650 “astronauts-in-waiting,” who have each paid $250,000.00, are looking towards 2014 in anticipation of the first Virgin Galactic flights to suborbital space.  Launching out of New Mexico, each six passenger spacecraft is expected to travel 62-miles from earth – a journey that will take approximately two to three hours.  Richard Branson, the 63 year-old founder of the Virgin Group (which includes an airline, record label and mobile company), and his two grown children, will be the first to make the voyage.

The 2011 shutdown of the U.S. space shuttle program enabled the commercialization of space to begin in earnest.  To date, “space tourism” has been carried out by the Russians.  In fact, Branson was approached by former Soviet Union President Mikhail Gorbachev, shortly after the roll-out of perestroika in 1986, to see if he wanted to be the first to go up on a Russian spacecraft. Upon discovering what a visit to the international space station would cost and determining that he would have to train in Russia for two-years, Branson decided the time and money would be better spent in building his own spacecraft.  Hence, the Virgin Galactic space travel venture was born.

In the U.S., billionaires Elon Musk and Jeff Bezos, have also been making inroads into commercializing space.  Musk, founder of PayPal, Tesla and SpaceX has successfully launched rockets carrying payloads such as satellites and cargo into space.  Bezos, founder and CEO of Amazon launched Blue Origins in 2000.  The company also plans to take private citizens to suborbital space.

Branson is not worried about competition or even about funding.  He has received financial support for Virgin Galactic from Aabar Investments of Abu Dhabi.  Their $380M outlay, which represents a share of almost 40% of the venture, could indicate that Abu Dhabi is looking to build a major spaceport.

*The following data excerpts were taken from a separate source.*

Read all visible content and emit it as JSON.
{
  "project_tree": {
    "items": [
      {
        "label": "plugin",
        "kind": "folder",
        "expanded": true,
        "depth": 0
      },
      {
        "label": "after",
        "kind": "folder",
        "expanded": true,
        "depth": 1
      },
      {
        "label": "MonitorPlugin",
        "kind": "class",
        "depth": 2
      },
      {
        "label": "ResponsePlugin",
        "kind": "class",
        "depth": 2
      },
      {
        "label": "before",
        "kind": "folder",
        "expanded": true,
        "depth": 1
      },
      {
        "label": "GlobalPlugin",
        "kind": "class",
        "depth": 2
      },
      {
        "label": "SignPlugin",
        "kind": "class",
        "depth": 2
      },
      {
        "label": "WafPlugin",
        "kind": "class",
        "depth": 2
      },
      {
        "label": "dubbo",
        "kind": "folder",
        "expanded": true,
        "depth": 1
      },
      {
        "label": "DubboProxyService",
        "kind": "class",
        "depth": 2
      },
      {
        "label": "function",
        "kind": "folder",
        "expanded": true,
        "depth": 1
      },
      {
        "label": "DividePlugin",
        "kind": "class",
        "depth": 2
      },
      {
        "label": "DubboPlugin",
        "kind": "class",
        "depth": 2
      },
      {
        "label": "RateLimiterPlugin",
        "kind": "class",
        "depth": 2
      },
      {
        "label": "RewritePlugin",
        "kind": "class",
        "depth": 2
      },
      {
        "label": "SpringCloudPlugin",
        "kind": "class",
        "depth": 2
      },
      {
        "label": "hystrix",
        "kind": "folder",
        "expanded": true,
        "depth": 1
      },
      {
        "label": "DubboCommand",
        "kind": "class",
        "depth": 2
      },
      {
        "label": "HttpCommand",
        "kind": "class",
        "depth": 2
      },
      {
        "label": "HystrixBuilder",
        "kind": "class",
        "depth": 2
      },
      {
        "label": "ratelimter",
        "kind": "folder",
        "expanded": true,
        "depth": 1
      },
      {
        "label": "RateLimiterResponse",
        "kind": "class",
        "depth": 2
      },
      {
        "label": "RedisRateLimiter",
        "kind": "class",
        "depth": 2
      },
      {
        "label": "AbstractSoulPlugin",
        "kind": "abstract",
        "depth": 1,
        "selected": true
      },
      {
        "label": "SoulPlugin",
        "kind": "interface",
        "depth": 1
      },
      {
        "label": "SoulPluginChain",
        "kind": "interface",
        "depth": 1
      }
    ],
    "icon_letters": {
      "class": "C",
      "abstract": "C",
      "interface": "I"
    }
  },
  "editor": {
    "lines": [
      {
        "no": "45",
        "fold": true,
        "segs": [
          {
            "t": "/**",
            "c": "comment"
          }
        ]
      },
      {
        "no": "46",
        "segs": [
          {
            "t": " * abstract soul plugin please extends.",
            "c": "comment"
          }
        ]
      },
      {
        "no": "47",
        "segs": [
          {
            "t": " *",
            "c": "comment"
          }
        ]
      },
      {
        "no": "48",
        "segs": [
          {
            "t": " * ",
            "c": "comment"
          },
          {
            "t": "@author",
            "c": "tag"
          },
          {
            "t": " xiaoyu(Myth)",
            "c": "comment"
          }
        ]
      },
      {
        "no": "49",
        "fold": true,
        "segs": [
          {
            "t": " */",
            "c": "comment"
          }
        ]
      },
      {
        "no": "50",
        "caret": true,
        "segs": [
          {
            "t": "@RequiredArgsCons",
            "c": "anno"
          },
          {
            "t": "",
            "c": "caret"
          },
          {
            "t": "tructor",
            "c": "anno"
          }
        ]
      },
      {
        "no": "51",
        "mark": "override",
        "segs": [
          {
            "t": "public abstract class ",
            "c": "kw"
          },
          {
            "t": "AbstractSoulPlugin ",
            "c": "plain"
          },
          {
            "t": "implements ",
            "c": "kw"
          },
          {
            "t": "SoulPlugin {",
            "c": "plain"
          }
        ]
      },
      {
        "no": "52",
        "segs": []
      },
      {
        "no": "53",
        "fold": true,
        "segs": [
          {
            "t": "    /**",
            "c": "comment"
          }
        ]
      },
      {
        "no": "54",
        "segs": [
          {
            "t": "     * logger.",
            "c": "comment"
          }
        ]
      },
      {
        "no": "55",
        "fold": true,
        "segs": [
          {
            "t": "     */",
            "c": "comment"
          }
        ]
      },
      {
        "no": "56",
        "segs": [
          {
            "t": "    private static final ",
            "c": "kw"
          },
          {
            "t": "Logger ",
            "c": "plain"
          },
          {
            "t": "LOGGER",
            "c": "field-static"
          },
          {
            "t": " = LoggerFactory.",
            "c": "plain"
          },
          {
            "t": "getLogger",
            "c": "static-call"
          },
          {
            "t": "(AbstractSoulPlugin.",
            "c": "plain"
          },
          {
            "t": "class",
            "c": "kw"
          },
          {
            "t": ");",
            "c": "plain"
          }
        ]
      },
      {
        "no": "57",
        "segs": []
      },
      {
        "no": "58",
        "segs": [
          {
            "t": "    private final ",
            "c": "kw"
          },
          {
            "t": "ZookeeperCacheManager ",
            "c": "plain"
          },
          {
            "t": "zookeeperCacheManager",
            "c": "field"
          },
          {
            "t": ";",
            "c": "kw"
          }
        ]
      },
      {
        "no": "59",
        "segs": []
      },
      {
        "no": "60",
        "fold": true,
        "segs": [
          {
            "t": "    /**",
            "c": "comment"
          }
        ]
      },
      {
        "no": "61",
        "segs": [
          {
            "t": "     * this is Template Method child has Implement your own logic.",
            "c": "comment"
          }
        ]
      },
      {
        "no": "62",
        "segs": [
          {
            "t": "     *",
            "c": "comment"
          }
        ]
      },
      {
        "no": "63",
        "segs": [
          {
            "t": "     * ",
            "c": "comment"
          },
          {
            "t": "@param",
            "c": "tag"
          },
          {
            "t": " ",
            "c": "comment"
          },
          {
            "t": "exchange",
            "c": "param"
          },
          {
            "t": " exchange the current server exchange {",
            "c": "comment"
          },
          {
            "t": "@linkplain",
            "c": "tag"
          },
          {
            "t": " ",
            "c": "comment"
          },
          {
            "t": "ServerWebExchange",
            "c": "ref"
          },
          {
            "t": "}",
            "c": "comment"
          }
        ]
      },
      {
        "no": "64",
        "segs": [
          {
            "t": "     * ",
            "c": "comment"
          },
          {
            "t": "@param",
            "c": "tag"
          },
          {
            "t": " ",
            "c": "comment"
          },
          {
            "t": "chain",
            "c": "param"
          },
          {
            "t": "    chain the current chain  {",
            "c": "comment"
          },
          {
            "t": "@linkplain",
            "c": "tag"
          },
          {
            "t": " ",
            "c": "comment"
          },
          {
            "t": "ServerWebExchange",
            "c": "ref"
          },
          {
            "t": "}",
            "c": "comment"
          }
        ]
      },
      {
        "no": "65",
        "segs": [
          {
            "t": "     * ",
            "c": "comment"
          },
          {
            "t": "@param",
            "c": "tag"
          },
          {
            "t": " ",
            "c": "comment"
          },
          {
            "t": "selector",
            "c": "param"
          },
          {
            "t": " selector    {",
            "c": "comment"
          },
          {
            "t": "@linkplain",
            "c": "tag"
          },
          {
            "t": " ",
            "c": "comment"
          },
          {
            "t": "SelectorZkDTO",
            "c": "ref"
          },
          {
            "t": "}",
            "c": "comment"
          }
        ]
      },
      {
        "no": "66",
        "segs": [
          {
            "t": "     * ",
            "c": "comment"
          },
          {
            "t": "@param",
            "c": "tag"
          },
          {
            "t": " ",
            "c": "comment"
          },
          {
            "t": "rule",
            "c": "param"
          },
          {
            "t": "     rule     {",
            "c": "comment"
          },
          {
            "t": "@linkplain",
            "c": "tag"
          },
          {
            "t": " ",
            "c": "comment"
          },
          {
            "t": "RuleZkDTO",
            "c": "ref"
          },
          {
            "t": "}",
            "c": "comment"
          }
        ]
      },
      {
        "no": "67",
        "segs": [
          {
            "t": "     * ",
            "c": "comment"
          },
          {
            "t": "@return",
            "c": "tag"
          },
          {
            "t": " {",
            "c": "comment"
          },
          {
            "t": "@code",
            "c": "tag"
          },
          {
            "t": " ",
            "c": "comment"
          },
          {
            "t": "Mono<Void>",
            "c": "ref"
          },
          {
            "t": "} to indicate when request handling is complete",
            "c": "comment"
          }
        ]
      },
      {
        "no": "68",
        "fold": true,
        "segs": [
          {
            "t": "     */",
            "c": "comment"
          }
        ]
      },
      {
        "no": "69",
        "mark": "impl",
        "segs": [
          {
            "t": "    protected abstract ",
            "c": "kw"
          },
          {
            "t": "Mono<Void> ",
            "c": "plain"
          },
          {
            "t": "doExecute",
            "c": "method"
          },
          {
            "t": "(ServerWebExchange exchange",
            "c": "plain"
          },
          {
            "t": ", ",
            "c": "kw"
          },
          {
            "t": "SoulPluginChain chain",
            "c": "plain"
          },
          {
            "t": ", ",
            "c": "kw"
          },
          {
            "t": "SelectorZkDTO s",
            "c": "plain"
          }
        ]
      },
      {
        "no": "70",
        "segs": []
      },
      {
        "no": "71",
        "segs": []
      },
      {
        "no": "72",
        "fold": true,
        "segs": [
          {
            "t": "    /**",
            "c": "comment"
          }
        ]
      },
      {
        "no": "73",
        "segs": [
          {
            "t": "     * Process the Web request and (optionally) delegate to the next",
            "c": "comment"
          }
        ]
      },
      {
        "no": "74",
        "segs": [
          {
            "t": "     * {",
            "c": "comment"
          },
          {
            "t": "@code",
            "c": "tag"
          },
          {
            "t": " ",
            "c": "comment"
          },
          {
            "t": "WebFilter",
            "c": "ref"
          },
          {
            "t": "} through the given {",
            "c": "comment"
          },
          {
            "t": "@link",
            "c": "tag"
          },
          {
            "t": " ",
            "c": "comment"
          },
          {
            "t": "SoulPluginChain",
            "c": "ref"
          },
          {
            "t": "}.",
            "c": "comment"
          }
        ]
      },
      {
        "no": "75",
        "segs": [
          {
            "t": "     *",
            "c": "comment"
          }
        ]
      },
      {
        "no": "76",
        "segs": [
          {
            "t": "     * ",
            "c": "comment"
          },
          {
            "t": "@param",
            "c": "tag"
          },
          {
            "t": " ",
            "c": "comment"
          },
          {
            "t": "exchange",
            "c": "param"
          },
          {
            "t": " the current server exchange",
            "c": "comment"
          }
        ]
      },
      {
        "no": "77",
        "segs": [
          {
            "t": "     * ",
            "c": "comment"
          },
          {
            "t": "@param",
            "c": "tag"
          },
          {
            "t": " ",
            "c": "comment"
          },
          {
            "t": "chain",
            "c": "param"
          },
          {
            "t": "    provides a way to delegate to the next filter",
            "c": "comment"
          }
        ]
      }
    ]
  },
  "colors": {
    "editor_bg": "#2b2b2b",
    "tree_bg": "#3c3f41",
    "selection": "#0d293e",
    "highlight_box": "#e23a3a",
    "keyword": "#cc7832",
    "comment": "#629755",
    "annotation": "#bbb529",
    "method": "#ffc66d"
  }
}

Galvanizing enough public support could represent his biggest challenge.  Risk factors weigh on the minds of potential customers in light of NASA’s 1986 Challenger and 2003 Columbia disasters, where all crew members perished.  As with any emerging industry, passenger safety will be crucial to attracting customers and building upon his vision.

Branson believes that in 30 years, if enough spaceships are built, enormous quantities of people will have a chance to go to space.  In the foreseeable future, he expects that Virgin Galactic’s ability to someday transport satellites will allow more citizens on earth to have wireless telephone and Internet access.  He also hopes that his fleet will reduce time of travel between continents.  From there, he envisions deep space exploration, asteroid mining and satellite monitoring of everything from global warming to illegal shipping.  Long-term, he is even looking to build a hotel in space where guests will sleep in plastic pods and star-gaze while orbiting the moon.  But, he realizes that his visions can sound grandiose and that he has a habit of “talking” ahead of himself.  Thus, it will most likely be at least 20 years before he knows whether his fantasy will become reality. Meanwhile, 2014 looms.